The North Wilkesboro commissioners want more owner-occupied and less renter-occupied housing in town, based on the belief that people take better care of the homes they own and live in.
Maybe so, but there is a great need in North Wilkesboro and all of Wilkes County for a bigger supply of both rental and owner-occupied housing that is affordable and in decent condition. Particularly with the right incentives from the Town of North Wilkesboro, there should be good opportunities to invest in housing in the town.
The town board talked about substandard housing issues and what to do about them during a day-long retreat at town hall on March 3.
Their discussion focused on code enforcement and financial or other aid, both promising strategies for addressing problems that worsened as the economy did the same. North Wilkesboro is better equipped now financially to improve the housing situation and the town’s appearance because of the lease of the town-owned hospital to Wake Forest Baptist Health Systems.
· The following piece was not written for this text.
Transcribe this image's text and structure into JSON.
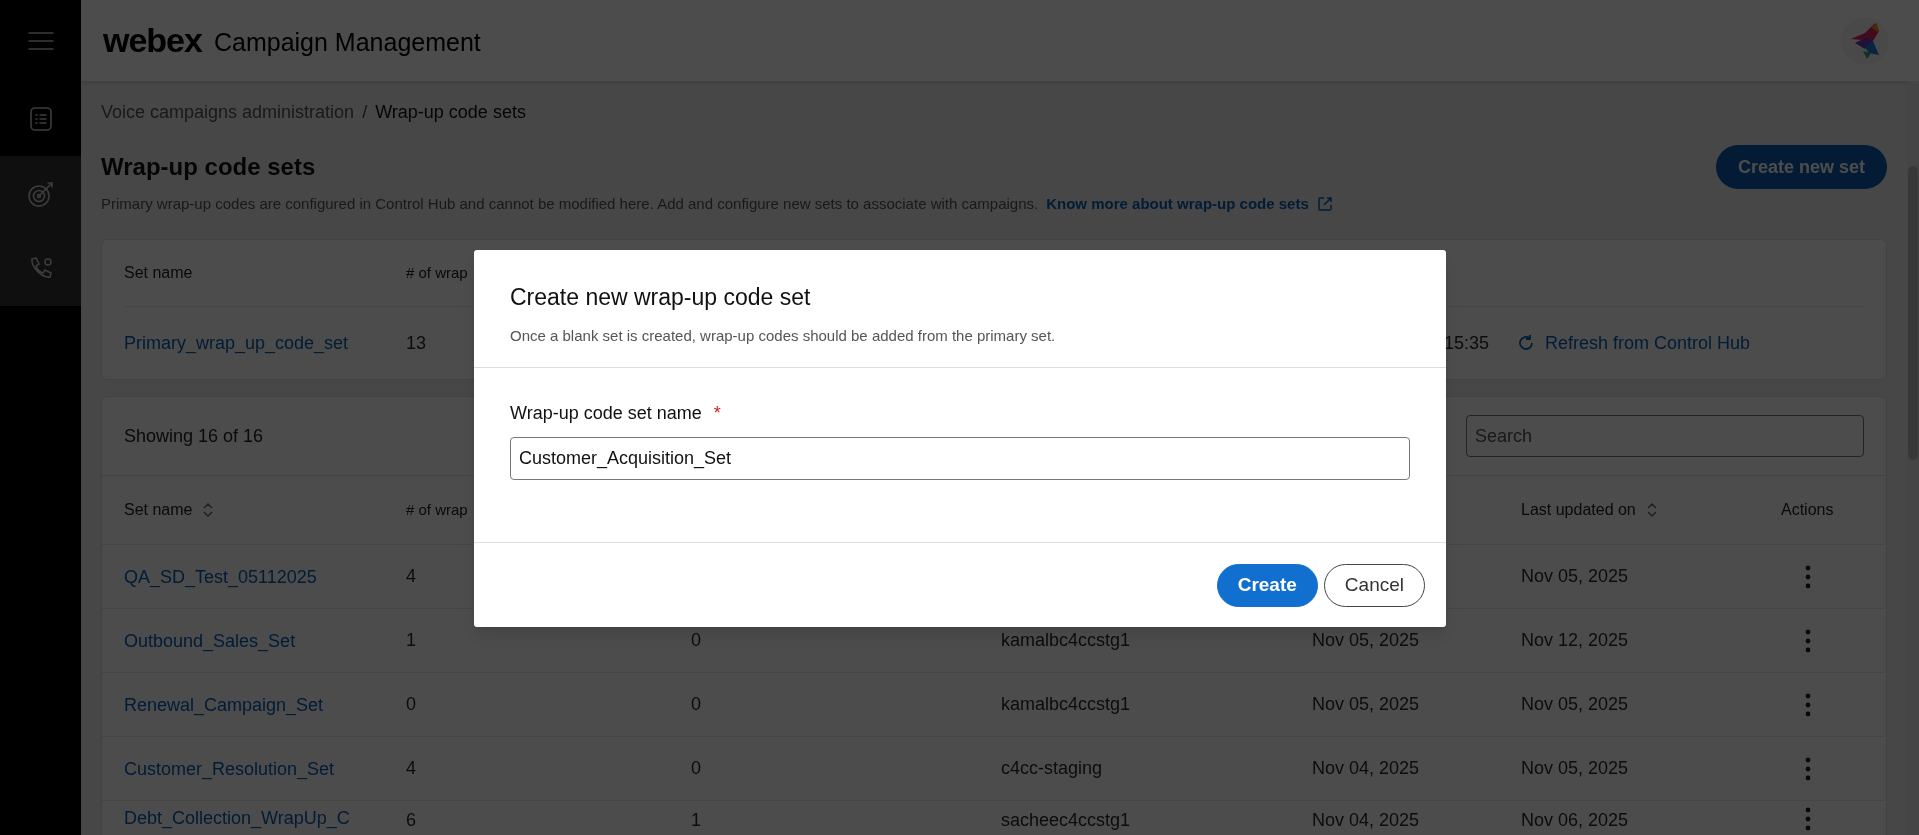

Census stats for 2015 in the town’s long range plan indicate a disproportionate percentage of rental housing. They show renters accounting for 62 percent and owners for 38 percent of the town’s 1,555 occupied housing units, but the renter-occupied percentage is somewhat skewed by public housing. The town’s 958 renter-occupied housing units include 192 low income rental apartments in North Wilkesboro Housing Authority complexes, which Town Planner Sam Hinnant said generally stay occupied. He said 482 people live in these apartments, which is about 10 percent of the town’s population.
The stats show that 15 percent of North Wilkesboro’s 1,820 housing units of all types were vacant in 2015. Nationwide, 11.3 percent of housing units were vacant in 2017. High vacancy rates in North Wilkesboro aren’t due to new houses coming on the market, even though new residential construction is on the rise here.
The 265 vacant housing units in North Wilkesboro include about 125 in bad enough condition to be considered derelict.
The board discussed more vigorously enforcing the town’s housing code, with particular focus on owners of substandard rental units to encourage them to either make repairs or sell – and selling could put these units in the hands of people who would live in them. More town staff may be needed if more stringent enforcement is the goal.
Incentives, such as low interest loans, could be offered to help owners make interior and exterior repairs to dilapidated homes. The town could fund and manage a revolving low interest loan program to provide this financing.
Commissioner Angela Day suggested a revolving low interest loan program when she campaigned in the last election. North Wilkesboro Town Manager Larry South said Hillsville, Va., had a similar program when he was manager there. South said loans were up to about $15,000 and were made for a maximum of 10 years.
Commissioner Debbie Ferguson said a revolving home loan program is among initiatives recommended for North Wilkesboro in the Raising Places initiative, funded with a Robert Wood Johnson Foundation grant to the Health Foundation Inc.
It was stated during the retreat that just a few individuals own most of the single-family rental housing in North Wilkesboro, and much of what they own is substandard. The same is true in Wilkesboro. If these owners don’t want to sell, they should have a chance to use the revolving loan fund to help provide better quality rental housing.
Ferguson talked about the town buying vacant lots in North Wilkesboro’s interior and offering incentives for building homes on them, including by partnering with builders and lenders. This could be a way to help attract young adults.
Commissioner Joe Johnston rightly observed that the close proximity of houses to downtown North Wilkesboro is a tremendous asset, but many are rental and Johnston spoke for efforts to get them converted to owner-occupied.
Ferguson said the town is plagued with substandard rental housing, but simultaneously there is a desperate need for market rate rental housing in decent condition.
Anyone who has looked for moderately-priced housing in reasonably good condition, for rent or for sale, can tell you the supply is far too small in North Wilkesboro and Wilkes County.